Monday, 1 April 2013

Mystery of Mary Magdalene

The Mystery of Mary Magdalene: I have just watched this BBC programme on iPlayer and am a bit bemused why Christian Concern announced in advance that showing it on Good Friday was "highly inappropriate and inflammatory" nor why they dubbed it "offensive". Melvyn Bragg concludes, "And I now understand why many Christians feel, despite all the many stories about who Mary Magdalene was, the most important thing is what she witnessed - the very first Easter." It was really rather good, I think.

Titian's Noli Me Tangere in National Gallery, London
Certainly it made me question some of the assumptions I'd previously made, particularly the conflations I'd liked to make bringing the Gospel stories together to make a coherent picture of Mary Magdalene (see God loves the red tops). I'm quite happy living with less certainty about that. Something which also should have emerged for anyone with an open mind was the essential historicity of the central events with which we know she was involved, the crucifixion and resurrection of Jesus. As Professor Tom Wright pointed out, if people had wished to concoct a story of such an improbable event, the last thing they'd have done at a time when women's testimony was inadmissible in a court of law was have a woman as the prime witness.

I just hope that Christian Concern's many supporters did not in the event deluge the BBC with complaints about the programme. It's sad that in this instance CC (who often highlight real issues) prejudged a programme on the basis of a press report and mobilised indignation unjustifiably. In my view it deserves plaudits for being informative and balanced.

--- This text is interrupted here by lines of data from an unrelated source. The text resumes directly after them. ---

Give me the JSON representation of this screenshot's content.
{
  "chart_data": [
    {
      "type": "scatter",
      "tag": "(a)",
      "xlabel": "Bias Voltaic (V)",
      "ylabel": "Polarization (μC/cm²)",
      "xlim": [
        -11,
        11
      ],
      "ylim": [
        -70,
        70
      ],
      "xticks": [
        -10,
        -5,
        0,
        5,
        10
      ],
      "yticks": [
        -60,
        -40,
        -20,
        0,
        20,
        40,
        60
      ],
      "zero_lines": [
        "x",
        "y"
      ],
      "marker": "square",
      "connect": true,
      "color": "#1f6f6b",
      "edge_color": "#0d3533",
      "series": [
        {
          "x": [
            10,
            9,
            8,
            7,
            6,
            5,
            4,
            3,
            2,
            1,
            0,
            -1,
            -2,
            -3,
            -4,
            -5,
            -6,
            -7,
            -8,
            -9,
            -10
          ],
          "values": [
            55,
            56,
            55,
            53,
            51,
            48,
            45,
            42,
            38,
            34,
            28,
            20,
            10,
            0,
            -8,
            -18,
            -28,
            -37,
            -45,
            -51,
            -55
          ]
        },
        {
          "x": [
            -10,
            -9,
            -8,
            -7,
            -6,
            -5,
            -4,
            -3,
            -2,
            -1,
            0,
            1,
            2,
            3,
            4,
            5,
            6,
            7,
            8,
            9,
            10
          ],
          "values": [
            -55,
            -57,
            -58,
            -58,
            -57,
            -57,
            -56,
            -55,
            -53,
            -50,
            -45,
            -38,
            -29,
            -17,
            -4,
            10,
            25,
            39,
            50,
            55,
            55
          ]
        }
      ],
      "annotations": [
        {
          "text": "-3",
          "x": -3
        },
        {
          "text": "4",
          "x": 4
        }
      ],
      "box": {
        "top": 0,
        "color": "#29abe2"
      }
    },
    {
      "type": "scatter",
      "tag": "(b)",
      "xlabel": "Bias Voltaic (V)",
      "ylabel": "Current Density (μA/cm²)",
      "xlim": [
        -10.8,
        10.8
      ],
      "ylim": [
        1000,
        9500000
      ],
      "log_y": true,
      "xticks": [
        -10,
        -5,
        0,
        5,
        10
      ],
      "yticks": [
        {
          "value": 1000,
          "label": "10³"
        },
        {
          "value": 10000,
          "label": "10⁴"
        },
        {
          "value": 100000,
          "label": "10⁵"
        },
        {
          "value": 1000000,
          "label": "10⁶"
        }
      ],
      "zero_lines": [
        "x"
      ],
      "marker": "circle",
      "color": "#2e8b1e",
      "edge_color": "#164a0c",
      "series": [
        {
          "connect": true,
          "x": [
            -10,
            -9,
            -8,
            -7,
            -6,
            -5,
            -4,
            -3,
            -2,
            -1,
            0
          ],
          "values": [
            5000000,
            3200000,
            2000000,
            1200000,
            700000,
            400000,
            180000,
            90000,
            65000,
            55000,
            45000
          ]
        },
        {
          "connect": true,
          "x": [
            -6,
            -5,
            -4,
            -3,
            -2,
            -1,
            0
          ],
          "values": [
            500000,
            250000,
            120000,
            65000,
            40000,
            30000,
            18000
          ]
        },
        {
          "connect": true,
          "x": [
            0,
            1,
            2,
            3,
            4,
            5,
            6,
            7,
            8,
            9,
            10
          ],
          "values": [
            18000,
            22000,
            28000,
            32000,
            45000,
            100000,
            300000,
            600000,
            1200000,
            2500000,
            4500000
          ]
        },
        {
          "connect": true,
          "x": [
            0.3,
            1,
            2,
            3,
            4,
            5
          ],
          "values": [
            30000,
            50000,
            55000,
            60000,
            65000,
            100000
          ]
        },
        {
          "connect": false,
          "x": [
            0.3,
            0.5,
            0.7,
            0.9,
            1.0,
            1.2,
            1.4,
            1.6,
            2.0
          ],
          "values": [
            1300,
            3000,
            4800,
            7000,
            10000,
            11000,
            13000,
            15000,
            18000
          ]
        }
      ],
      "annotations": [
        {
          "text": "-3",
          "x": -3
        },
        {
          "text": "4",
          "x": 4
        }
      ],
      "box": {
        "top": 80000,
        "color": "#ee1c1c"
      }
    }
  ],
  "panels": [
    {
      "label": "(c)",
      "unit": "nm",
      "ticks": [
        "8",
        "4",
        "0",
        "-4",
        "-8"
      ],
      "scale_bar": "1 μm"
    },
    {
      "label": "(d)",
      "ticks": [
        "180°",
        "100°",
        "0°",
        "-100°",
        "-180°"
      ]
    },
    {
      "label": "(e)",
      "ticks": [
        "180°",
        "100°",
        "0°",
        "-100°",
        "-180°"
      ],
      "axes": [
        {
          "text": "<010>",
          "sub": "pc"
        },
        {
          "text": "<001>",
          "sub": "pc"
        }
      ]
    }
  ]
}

I think there's a danger of fuelling religious paranoia unnecessarily. I prefer the confidence of Pope Francis's Easter morning message: “We too, like the women who were Jesus’ disciples, who went to the tomb and found it empty, may wonder what this event means. What does it mean that Jesus is risen? It means that the love of God is stronger than evil and death itself; it means that the love of God can transform our lives and let those desert places in our hearts bloom. God’s love can do this...." And his plea for peace, ending: “Peace in the whole world, still divided by greed looking for easy gain, wounded by the selfishness which threatens human life and the family, selfishness that continues in human trafficking, the most extensive form of slavery in this twenty-first century. Human trafficking is precisely the most extensive form of slavery in this twenty-first century! Peace to the whole world, torn apart by violence linked to drug trafficking and by the iniquitous exploitation of natural resources!" Peace to this our Earth! May the risen Jesus bring comfort to the victims of natural disasters and make us responsible guardians of creation."